Ainsi le texte, évoquant la "fête de l’attente comblée et de l’exaltation divine de l’Espérance" 974 , rassemble, en un étrange paradoxe, les images du commencement et celles de la fin, tout en soulignant les tensions qui adviennent entre ces deux pôles.
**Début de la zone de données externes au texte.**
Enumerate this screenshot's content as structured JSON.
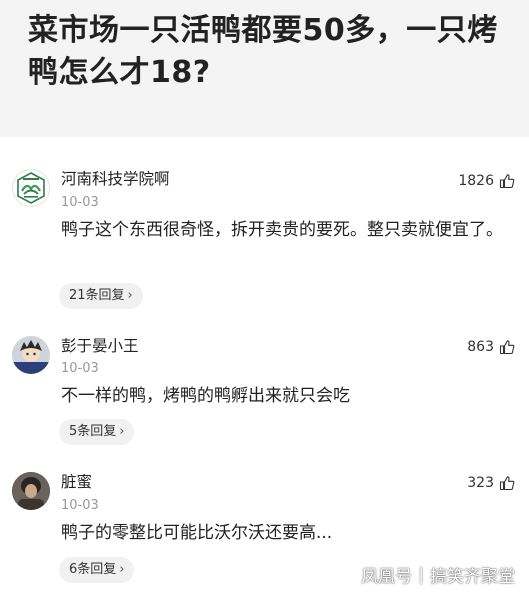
{
  "question": {
    "title": "菜市场一只活鸭都要50多，一只烤鸭怎么才18?"
  },
  "comments": [
    {
      "username": "河南科技学院啊",
      "date": "10-03",
      "likes": "1826",
      "text": "鸭子这个东西很奇怪，拆开卖贵的要死。整只卖就便宜了。",
      "replies": "21条回复",
      "avatar_icon": "university-emblem-icon"
    },
    {
      "username": "彭于晏小王",
      "date": "10-03",
      "likes": "863",
      "text": "不一样的鸭，烤鸭的鸭孵出来就只会吃",
      "replies": "5条回复",
      "avatar_icon": "cartoon-avatar-icon"
    },
    {
      "username": "脏蜜",
      "date": "10-03",
      "likes": "323",
      "text": "鸭子的零整比可能比沃尔沃还要高...",
      "replies": "6条回复",
      "avatar_icon": "photo-avatar-icon"
    }
  ],
  "watermark": {
    "source": "凤凰号",
    "account": "搞笑齐聚堂"
  },
  "colors": {
    "header_bg": "#f4f4f4",
    "date": "#999999",
    "reply_pill": "#f1f1f1"
  }
}
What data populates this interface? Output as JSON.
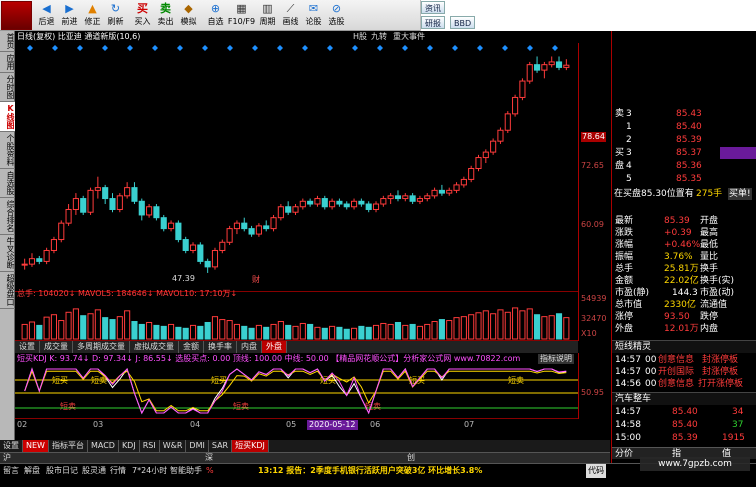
{
  "toolbar": {
    "buttons": [
      {
        "label": "后退",
        "icon": "back-arrow-icon"
      },
      {
        "label": "前进",
        "icon": "forward-arrow-icon"
      },
      {
        "label": "修正",
        "icon": "up-arrow-icon"
      },
      {
        "label": "刷新",
        "icon": "refresh-icon"
      },
      {
        "label": "买入",
        "icon": "buy-icon"
      },
      {
        "label": "卖出",
        "icon": "sell-icon"
      },
      {
        "label": "模拟",
        "icon": "simulate-icon"
      },
      {
        "label": "自选",
        "icon": "favorites-icon"
      },
      {
        "label": "F10/F9",
        "icon": "f10-icon"
      },
      {
        "label": "周期",
        "icon": "period-icon"
      },
      {
        "label": "画线",
        "icon": "draw-line-icon"
      },
      {
        "label": "论股",
        "icon": "discuss-icon"
      },
      {
        "label": "选股",
        "icon": "stock-select-icon"
      }
    ],
    "mini": [
      "资讯",
      "研报",
      "BBD"
    ]
  },
  "leftbar": [
    "首页",
    "应用",
    "分时图",
    "K线图",
    "个股资料",
    "自选股",
    "综合排名",
    "牛叉诊断",
    "超级盘口"
  ],
  "chart_header": {
    "left": "日线(复权) 比亚迪 通道新版(10,6)",
    "right_items": [
      "H股",
      "九转",
      "重大事件"
    ]
  },
  "price_axis": [
    "78.64",
    "72.65",
    "60.09"
  ],
  "price_low_label": "47.39",
  "event_label": "财",
  "volume_header": "总手: 104020↓ MAVOL5: 184646↓ MAVOL10: 17:10万↓",
  "volume_axis": [
    "54939",
    "32470",
    "X10"
  ],
  "indicator_tabs": [
    "设置",
    "成交量",
    "多周期成交量",
    "虚拟成交量",
    "金额",
    "换手率",
    "内盘",
    "外盘"
  ],
  "kdj_header": "短买KDJ K: 93.74↓ D: 97.34↓ J: 86.55↓ 选股买点: 0.00 顶线: 100.00 中线: 50.00 【精品网花顺公式】分析家公式网 www.70822.com",
  "kdj_explain": "指标说明",
  "kdj_axis": [
    "50.95"
  ],
  "kdj_markers": {
    "buy": "短买",
    "sell": "短卖"
  },
  "date_axis": [
    "02",
    "03",
    "04",
    "05",
    "2020-05-12",
    "06",
    "07"
  ],
  "bottom_tabs": [
    "设置",
    "NEW",
    "指标平台",
    "MACD",
    "KDJ",
    "RSI",
    "W&R",
    "DMI",
    "SAR",
    "短买KDJ"
  ],
  "index_bar": [
    "沪",
    "深",
    "创"
  ],
  "order_book": [
    {
      "side": "卖",
      "level": "3",
      "price": "85.43"
    },
    {
      "side": "",
      "level": "1",
      "price": "85.40"
    },
    {
      "side": "",
      "level": "2",
      "price": "85.39"
    },
    {
      "side": "买",
      "level": "3",
      "price": "85.37"
    },
    {
      "side": "盘",
      "level": "4",
      "price": "85.36"
    },
    {
      "side": "",
      "level": "5",
      "price": "85.35"
    }
  ],
  "sell_axis_label": "78.64",
  "order_summary": {
    "left": "在买盘85.30位置有",
    "qty": "275手",
    "right": "买单!"
  },
  "quote_rows": [
    {
      "l1": "最新",
      "v1": "85.39",
      "l2": "开盘",
      "v2": ""
    },
    {
      "l1": "涨跌",
      "v1": "+0.39",
      "l2": "最高",
      "v2": ""
    },
    {
      "l1": "涨幅",
      "v1": "+0.46%",
      "l2": "最低",
      "v2": ""
    },
    {
      "l1": "振幅",
      "v1": "3.76%",
      "l2": "量比",
      "v2": ""
    },
    {
      "l1": "总手",
      "v1": "25.81万",
      "l2": "换手",
      "v2": ""
    },
    {
      "l1": "金额",
      "v1": "22.02亿",
      "l2": "换手(实)",
      "v2": ""
    },
    {
      "l1": "市盈(静)",
      "v1": "144.3",
      "l2": "市盈(动)",
      "v2": ""
    },
    {
      "l1": "总市值",
      "v1": "2330亿",
      "l2": "流通值",
      "v2": ""
    },
    {
      "l1": "涨停",
      "v1": "93.50",
      "l2": "跌停",
      "v2": ""
    },
    {
      "l1": "外盘",
      "v1": "12.01万",
      "l2": "内盘",
      "v2": ""
    }
  ],
  "news_title": "短线精灵",
  "news": [
    {
      "time": "14:57",
      "code": "00",
      "text": "创意信息",
      "tag": "封涨停板"
    },
    {
      "time": "14:57",
      "code": "00",
      "text": "开创国际",
      "tag": "封涨停板"
    },
    {
      "time": "14:56",
      "code": "00",
      "text": "创意信息",
      "tag": "打开涨停板"
    }
  ],
  "sector_title": "汽车整车",
  "ticks": [
    {
      "time": "14:57",
      "price": "85.40",
      "vol": "34"
    },
    {
      "time": "14:58",
      "price": "85.40",
      "vol": "37"
    },
    {
      "time": "15:00",
      "price": "85.39",
      "vol": "1915"
    }
  ],
  "right_tabs": [
    "分价",
    "指",
    "值"
  ],
  "statusbar": {
    "items": [
      "留言",
      "解盘",
      "股市日记",
      "股灵通",
      "行情",
      "7*24小时",
      "智能助手",
      "%"
    ],
    "ticker": "13:12 报告：2季度手机银行活跃用户突破3亿 环比增长3.8%",
    "search": "代码"
  },
  "watermark": "www.7gpzb.com",
  "chart_data": {
    "type": "candlestick",
    "series": [
      {
        "name": "比亚迪",
        "ohlc": [
          [
            49,
            50,
            48,
            49
          ],
          [
            49,
            51,
            48.5,
            50
          ],
          [
            50,
            50.5,
            49,
            49.5
          ],
          [
            49.5,
            52,
            49,
            51.5
          ],
          [
            51.5,
            54,
            51,
            53.5
          ],
          [
            53.5,
            57,
            53,
            56.5
          ],
          [
            56.5,
            60,
            56,
            59
          ],
          [
            59,
            62,
            58,
            61
          ],
          [
            61,
            61.5,
            58,
            58.5
          ],
          [
            58.5,
            63,
            58,
            62.5
          ],
          [
            62.5,
            65,
            61,
            63
          ],
          [
            63,
            63.5,
            60,
            61
          ],
          [
            61,
            62,
            58.5,
            59
          ],
          [
            59,
            62,
            58.5,
            61.5
          ],
          [
            61.5,
            64,
            61,
            63
          ],
          [
            63,
            64,
            60,
            60.5
          ],
          [
            60.5,
            61,
            57,
            58
          ],
          [
            58,
            60,
            57.5,
            59.5
          ],
          [
            59.5,
            60,
            57,
            57.5
          ],
          [
            57.5,
            58,
            55,
            55.5
          ],
          [
            55.5,
            57,
            55,
            56.5
          ],
          [
            56.5,
            57,
            53,
            53.5
          ],
          [
            53.5,
            54,
            51,
            51.5
          ],
          [
            51.5,
            53,
            51,
            52.5
          ],
          [
            52.5,
            53,
            49,
            49.5
          ],
          [
            49.5,
            50,
            47.39,
            48.5
          ],
          [
            48.5,
            52,
            48,
            51.5
          ],
          [
            51.5,
            53.5,
            51,
            53
          ],
          [
            53,
            56,
            52.5,
            55.5
          ],
          [
            55.5,
            57,
            54.5,
            56.5
          ],
          [
            56.5,
            57.5,
            55,
            55.5
          ],
          [
            55.5,
            56,
            54,
            54.5
          ],
          [
            54.5,
            56.5,
            54,
            56
          ],
          [
            56,
            57,
            55,
            55.5
          ],
          [
            55.5,
            58,
            55,
            57.5
          ],
          [
            57.5,
            60,
            57,
            59.5
          ],
          [
            59.5,
            60.5,
            58,
            58.5
          ],
          [
            58.5,
            60,
            58,
            59.5
          ],
          [
            59.5,
            61,
            59,
            60.5
          ],
          [
            60.5,
            61,
            59.5,
            60
          ],
          [
            60,
            61.5,
            59.5,
            61
          ],
          [
            61,
            61.5,
            59,
            59.5
          ],
          [
            59.5,
            61,
            59,
            60.5
          ],
          [
            60.5,
            61,
            59.5,
            60
          ],
          [
            60,
            60.5,
            59,
            59.5
          ],
          [
            59.5,
            61,
            59,
            60.5
          ],
          [
            60.5,
            61,
            59.5,
            60
          ],
          [
            60,
            60.5,
            58.5,
            59
          ],
          [
            59,
            60.5,
            58.5,
            60
          ],
          [
            60,
            61.5,
            59.5,
            61
          ],
          [
            61,
            62,
            60,
            61.5
          ],
          [
            61.5,
            62.5,
            60.5,
            61
          ],
          [
            61,
            62,
            60.5,
            61.5
          ],
          [
            61.5,
            62,
            60,
            60.5
          ],
          [
            60.5,
            61.5,
            60,
            61
          ],
          [
            61,
            62,
            60.5,
            61.5
          ],
          [
            61.5,
            63,
            61,
            62.5
          ],
          [
            62.5,
            63.5,
            61.5,
            62
          ],
          [
            62,
            63,
            61.5,
            62.5
          ],
          [
            62.5,
            64,
            62,
            63.5
          ],
          [
            63.5,
            65,
            63,
            64.5
          ],
          [
            64.5,
            67,
            64,
            66.5
          ],
          [
            66.5,
            69,
            66,
            68.5
          ],
          [
            68.5,
            70,
            67.5,
            69.5
          ],
          [
            69.5,
            72,
            69,
            71.5
          ],
          [
            71.5,
            74,
            71,
            73.5
          ],
          [
            73.5,
            77,
            73,
            76.5
          ],
          [
            76.5,
            80,
            76,
            79.5
          ],
          [
            79.5,
            83,
            79,
            82.5
          ],
          [
            82.5,
            86,
            82,
            85.5
          ],
          [
            85.5,
            87,
            84,
            84.5
          ],
          [
            84.5,
            86,
            83,
            85.5
          ],
          [
            85.5,
            87,
            85,
            86
          ],
          [
            86,
            87,
            84.5,
            85
          ],
          [
            85,
            86.5,
            84.5,
            85.4
          ]
        ]
      }
    ],
    "ylim": [
      45,
      88
    ],
    "volume": [
      30,
      35,
      28,
      45,
      50,
      38,
      55,
      62,
      48,
      52,
      60,
      44,
      40,
      46,
      58,
      36,
      30,
      34,
      28,
      26,
      30,
      24,
      22,
      28,
      26,
      34,
      46,
      40,
      38,
      30,
      26,
      22,
      28,
      24,
      30,
      36,
      28,
      26,
      32,
      30,
      24,
      22,
      26,
      24,
      20,
      22,
      26,
      24,
      28,
      32,
      30,
      34,
      28,
      30,
      26,
      30,
      36,
      40,
      38,
      44,
      46,
      50,
      54,
      58,
      52,
      60,
      55,
      64,
      58,
      62,
      50,
      46,
      48,
      52,
      44
    ],
    "kdj": {
      "K": 93.74,
      "D": 97.34,
      "J": 86.55
    }
  }
}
Tout se passe, dès lors, comme si lire le récit, c'était "avancer au milieu de contingences et de péripéties sous la conduite d'une attente qui [prévoit de trouver] son accomplissement dans la conclusion." 975 Mais, dans Le Rivage des Syrtes, comme dans les trois œuvres du corpus, ainsi que, dans les œuvres narratives de la modernité, suivant le mot d'Adorno, l'art n'est pas que "Promesse de bonheur", il est aussi "promesse trahie" 976 . Et, sous ce rapport, la question relative aux sujets contre-évolutifs, posée au début de cette étude, pourrait trouver sa réponse à partir des observations opérées sur le sermon apocalyptique de Saint-Damase. Il apparaît clairement, en effet, à travers ce pastiche de sermon, que le rôle d'opposant à la quête incarnée par le sujet évolutif, déjà repéré dans Le roi pêcheur, se double, dans Le Rivage des Syrtes, d'un emploi contre-évolutif inhérent à la production. S'il est bien vrai, en effet, que le sujet évolutif symbolise, du côté de l'auteur, le désir d'un comble de l'attente dans l'achèvement et dans la réalisation de l'œuvre, le sujet contre-évolutif (ou le décepteur), représenté dans le sermon de Saint-Damase par les hommes de main d'Hérode, manifesterait, quant à lui, l'aspect problématique d'une attente comblée, c'est-à-dire d'une œuvre conduite jusqu'à sa clôture. Il suffit, du moins, que l'on envisage la question du point de vue du récit et du processus narratif lui-même, et non plus seulement sous l'angle de l'intrigue et de la satisfaction du lecteur consommateur, pour que cette signification s'impose. On peut rétrospectivement interpréter le rôle du sujet contre-évolutif, dans Le roi pêcheur, comme correspondant au dispositif actoriel, ou diégétique, nécessaire "pour que l'attente ne s'accompli[sse] pas" et que le récit demeure ouvert… De même que la conquête de l'objet de valeur ne peut que mettre un terme à la quête, de même l'attente comblée en matière d'achèvement du récit aboutirait inéluctablement à un récit fermé et clos sur lui-même, si n'existaient ces veilleurs d'un genre nouveau, et si n'était entendu "l'appel de la délivrance obscure" 977

Notes
971.

Ricœur (Paul), Temps et récit, 2. La configuration dans le récit de fiction, Paris, Le Seuil, 1984, (réédition coll. «Points» p. 46).

972.

Murat (Michel), «Le Rivage des Syrtes» de Julien Gracq, Étude de style, II, Poétique de l'analogie, Paris, José Corti, 1983, p. 57.

973.

"– Hypocrite lecteur, – mon semblable, – mon frère!" [Baudelaire (Charles), "Au lecteur", Les Fleurs du Mal, in Œuvres complètes I, Bibl. de la Pléiade, Paris, Gallimard, 1975, p.6.]

974.

Gracq (Julien), Le Rivage des Syrtes, Paris, José Corti, 1951, p. 176.

975.

Ricœur (Paul), Temps et récit, 1. L'intrigue et le récit historique, Paris, Le Seuil, 1983, (réédition coll. «Points» p. 130).

976.

Adorno (Theodor Wiesengrund), Théorie esthétique (1970), (traduit de l'allemand par Marc Jimenez et Éliane Kaufholz), Paris, Klincksieck, 1995, p. 152.

977.

Gracq (Julien), Le Rivage des Syrtes, Paris, José Corti, 1951, p. 179.